Criminality Absent, Civil Suit Pending -Breach of Contract is Not Cheating – SC Sets Aside FIR Where Specific Performance Suit is Pending – FIR in Land Agreement Quashed as Abuse of Process of Court; SC Quashes Criminal Case in Bhoopasandra Land Dispute, Says Issue is Civil & Criminality Missing.
In S. N. Vijayalakshmi & Ors. Vs State of Karnataka & Anr. (Criminal Appeal from SLP (Crl.) No.8626 of 2024, decided on 31.07.2025), the Supreme Court set aside FIR No.260/2023 & the charge-sheet filed against the appellants relating to an Agreement to Sell dated 30.11.2015. The complainant alleged cheating after cancellation of GPA & execution of release & gift deeds, while also filing a civil suit for specific performance.
The Bench held that once a civil suit on the same transaction is pending, continuation of criminal proceedings is impermissible when the ingredients of cheating or criminal breach of trust are not made out.
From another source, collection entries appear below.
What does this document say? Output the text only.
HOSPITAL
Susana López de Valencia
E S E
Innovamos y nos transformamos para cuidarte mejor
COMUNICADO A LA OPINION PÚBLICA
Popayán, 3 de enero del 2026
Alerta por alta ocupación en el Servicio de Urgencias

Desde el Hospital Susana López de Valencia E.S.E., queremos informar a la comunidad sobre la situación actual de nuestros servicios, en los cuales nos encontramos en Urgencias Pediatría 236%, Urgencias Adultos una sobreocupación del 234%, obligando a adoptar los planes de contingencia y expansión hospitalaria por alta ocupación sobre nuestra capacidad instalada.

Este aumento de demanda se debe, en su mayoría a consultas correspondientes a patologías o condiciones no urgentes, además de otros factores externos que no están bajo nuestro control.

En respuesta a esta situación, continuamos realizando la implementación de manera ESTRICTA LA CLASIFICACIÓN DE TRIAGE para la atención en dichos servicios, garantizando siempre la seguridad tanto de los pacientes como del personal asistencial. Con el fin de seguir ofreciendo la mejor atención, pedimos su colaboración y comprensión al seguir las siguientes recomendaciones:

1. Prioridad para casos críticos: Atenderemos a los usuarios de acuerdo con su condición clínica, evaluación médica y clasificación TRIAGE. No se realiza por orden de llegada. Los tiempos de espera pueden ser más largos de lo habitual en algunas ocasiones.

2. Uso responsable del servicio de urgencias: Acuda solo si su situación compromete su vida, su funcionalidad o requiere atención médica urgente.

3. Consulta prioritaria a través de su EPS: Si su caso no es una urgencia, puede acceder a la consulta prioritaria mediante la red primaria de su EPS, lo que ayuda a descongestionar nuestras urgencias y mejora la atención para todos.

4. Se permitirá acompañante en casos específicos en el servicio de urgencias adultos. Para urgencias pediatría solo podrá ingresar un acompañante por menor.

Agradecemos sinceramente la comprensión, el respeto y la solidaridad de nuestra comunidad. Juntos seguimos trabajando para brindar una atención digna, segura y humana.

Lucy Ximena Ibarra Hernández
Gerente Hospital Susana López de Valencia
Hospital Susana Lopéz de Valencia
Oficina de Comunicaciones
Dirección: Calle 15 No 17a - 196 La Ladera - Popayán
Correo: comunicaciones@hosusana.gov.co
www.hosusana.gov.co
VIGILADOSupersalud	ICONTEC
The Court noted that the appellants were themselves owners of the property, there was no entrustment, no dishonest inducement, & at best the matter was contractual in nature. Stressing that the criminal case was only a civil dispute dressed as crime, the Court quashed the FIR, charge-sheet & cognizance order.
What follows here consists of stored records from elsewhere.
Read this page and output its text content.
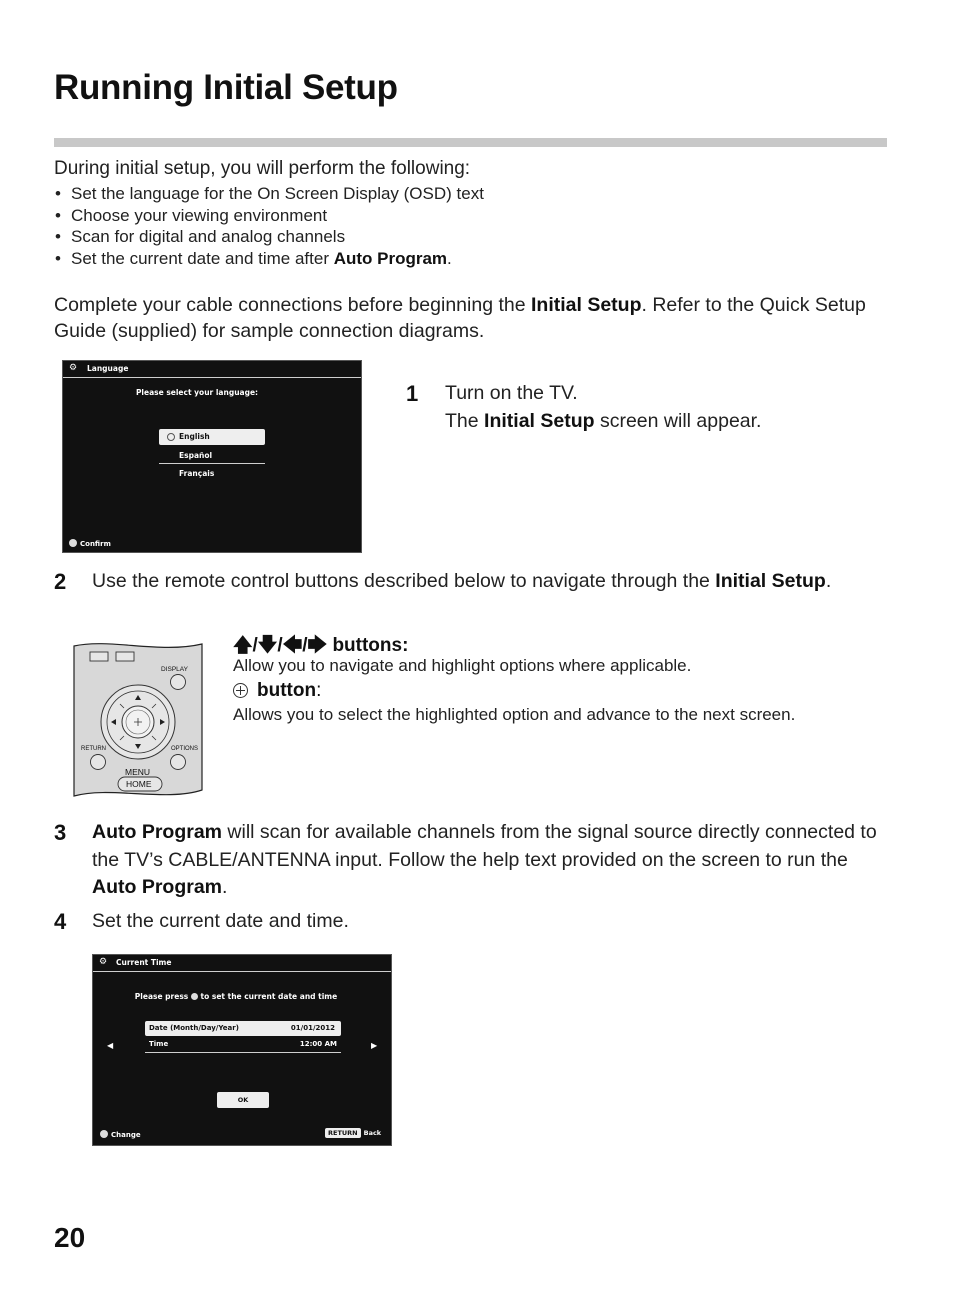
Running Initial Setup
During initial setup, you will perform the following:
• Set the language for the On Screen Display (OSD) text
• Choose your viewing environment
• Scan for digital and analog channels
• Set the current date and time after Auto Program.
Complete your cable connections before beginning the Initial Setup. Refer to the Quick Setup Guide (supplied) for sample connection diagrams.
⚙ Language
Please select your language:
English
Español
Français
Confirm
1 Turn on the TV.
The Initial Setup screen will appear.
2 Use the remote control buttons described below to navigate through the Initial Setup.
DISPLAY
RETURN	OPTIONS
MENU
HOME
🡅/🡇/🡄/🡆 buttons:
Allow you to navigate and highlight options where applicable.
button:
Allows you to select the highlighted option and advance to the next screen.
3 Auto Program will scan for available channels from the signal source directly connected to the TV’s CABLE/ANTENNA input. Follow the help text provided on the screen to run the Auto Program.
4 Set the current date and time.
⚙ Current Time
Please press to set the current date and time
Date (Month/Day/Year)	01/01/2012
Time	12:00 AM
◀	▶
OK
Change	RETURN Back
20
The Court dwelt upon the question of whether civil and criminal proceedings both can be maintained on the very same set of allegations qua the same person(s), the answer stricto sensu, is that there is no bar to simultaneous civil and criminal proceedings. If the element of criminality is there, a civil case can co-exist with a criminal case on the same facts. The fact that a civil remedy has already been availed of by a complainant, ipso facto, is not sufficient ground to quash an FIR . The obvious caveat being that the allegations, even if having a civil flavour to them, must prima facie disclose an overwhelming element of criminality. In the absence of the element of criminality, if both civil and criminal cases are allowed to continue, it will definitely amount to abuse of the process of the Court, which the Courts have always tried to prevent by putting a stop to any such criminal proceeding, where civil proceedings have already been instituted with regard to the same issue, and the element of criminality is absent. If such element is absent, the prosecution in question would have to be quashed.
While extending the benefit to all accused, the Court also expressed serious concern over the conduct of BDA in withdrawing appeals against land acquisition, terming it collusive & detrimental to citizens. It restrained creation of third-party rights till disposal of BDA’s pending SLPs, while allowing the civil suit to proceed.